In character too it bears resemblance to 'In Water Melon Sugar' - the first person narrative of a writer preoccupied with his romantic life, shot through with unexplained, violent, destructive episodes.
However, where in 'In Watermelon Sugar' the violence and destruction is contained within a couple of startling passages casting a sinister and mysterious shadow over the fictional town of iDEATH, here it composes the majority of one of the two stories. It runs riot. (Yes, it is, in fact, a riot that is being depicted - that is the sorry irony.) It's not that I am squeamish about the mindless, chaotic violence - it just doesn't manage to anchor itself to anything meaningful in the novel.
In the same way, the narrator's obsession with his Japanese ex (in the other story) never quite transcends itself.
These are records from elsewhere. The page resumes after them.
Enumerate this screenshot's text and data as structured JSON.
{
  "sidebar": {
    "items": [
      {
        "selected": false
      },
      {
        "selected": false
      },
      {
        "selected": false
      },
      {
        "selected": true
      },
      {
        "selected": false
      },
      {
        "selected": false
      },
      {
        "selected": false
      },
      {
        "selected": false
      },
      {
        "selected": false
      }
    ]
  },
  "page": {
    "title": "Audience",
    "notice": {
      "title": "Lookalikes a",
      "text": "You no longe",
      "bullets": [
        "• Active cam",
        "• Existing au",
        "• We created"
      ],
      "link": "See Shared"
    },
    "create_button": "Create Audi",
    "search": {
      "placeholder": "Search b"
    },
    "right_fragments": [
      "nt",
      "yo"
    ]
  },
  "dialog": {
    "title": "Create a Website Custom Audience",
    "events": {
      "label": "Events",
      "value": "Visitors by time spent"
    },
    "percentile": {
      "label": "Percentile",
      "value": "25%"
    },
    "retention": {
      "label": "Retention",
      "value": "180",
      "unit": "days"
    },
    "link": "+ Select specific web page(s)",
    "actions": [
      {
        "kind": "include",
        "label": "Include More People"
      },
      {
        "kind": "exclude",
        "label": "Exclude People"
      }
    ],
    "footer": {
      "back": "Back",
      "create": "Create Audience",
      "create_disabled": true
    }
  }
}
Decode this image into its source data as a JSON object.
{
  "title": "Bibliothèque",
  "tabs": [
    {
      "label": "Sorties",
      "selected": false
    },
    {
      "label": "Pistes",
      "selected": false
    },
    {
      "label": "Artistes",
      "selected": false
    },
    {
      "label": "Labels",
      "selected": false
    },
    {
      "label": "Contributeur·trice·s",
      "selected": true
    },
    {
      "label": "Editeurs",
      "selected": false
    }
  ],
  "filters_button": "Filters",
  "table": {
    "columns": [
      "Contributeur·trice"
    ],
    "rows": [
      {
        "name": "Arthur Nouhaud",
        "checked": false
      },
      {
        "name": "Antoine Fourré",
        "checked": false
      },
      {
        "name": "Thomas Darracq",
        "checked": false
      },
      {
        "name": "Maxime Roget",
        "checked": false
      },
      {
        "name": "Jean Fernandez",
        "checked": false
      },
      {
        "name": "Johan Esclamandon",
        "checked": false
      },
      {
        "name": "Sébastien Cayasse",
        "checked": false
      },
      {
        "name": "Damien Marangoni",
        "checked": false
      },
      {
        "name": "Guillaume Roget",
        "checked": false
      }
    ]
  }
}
Yes, it's sometimes intriguing but remains, for me, a dawdle, a sketchy self-parody.
The discipline and plotting structure of the earlier work has been largely abandoned. Sadly, it feels like an idyllic, modest writing shack, out in the countryside where the setting sun reaches in to light a scribbled page laying on an ink-blotted desk beneath the open window, has grown slightly derelict. And on returning, one afternoon, after some time away, the owner, without remorse, has smashed it up a bit.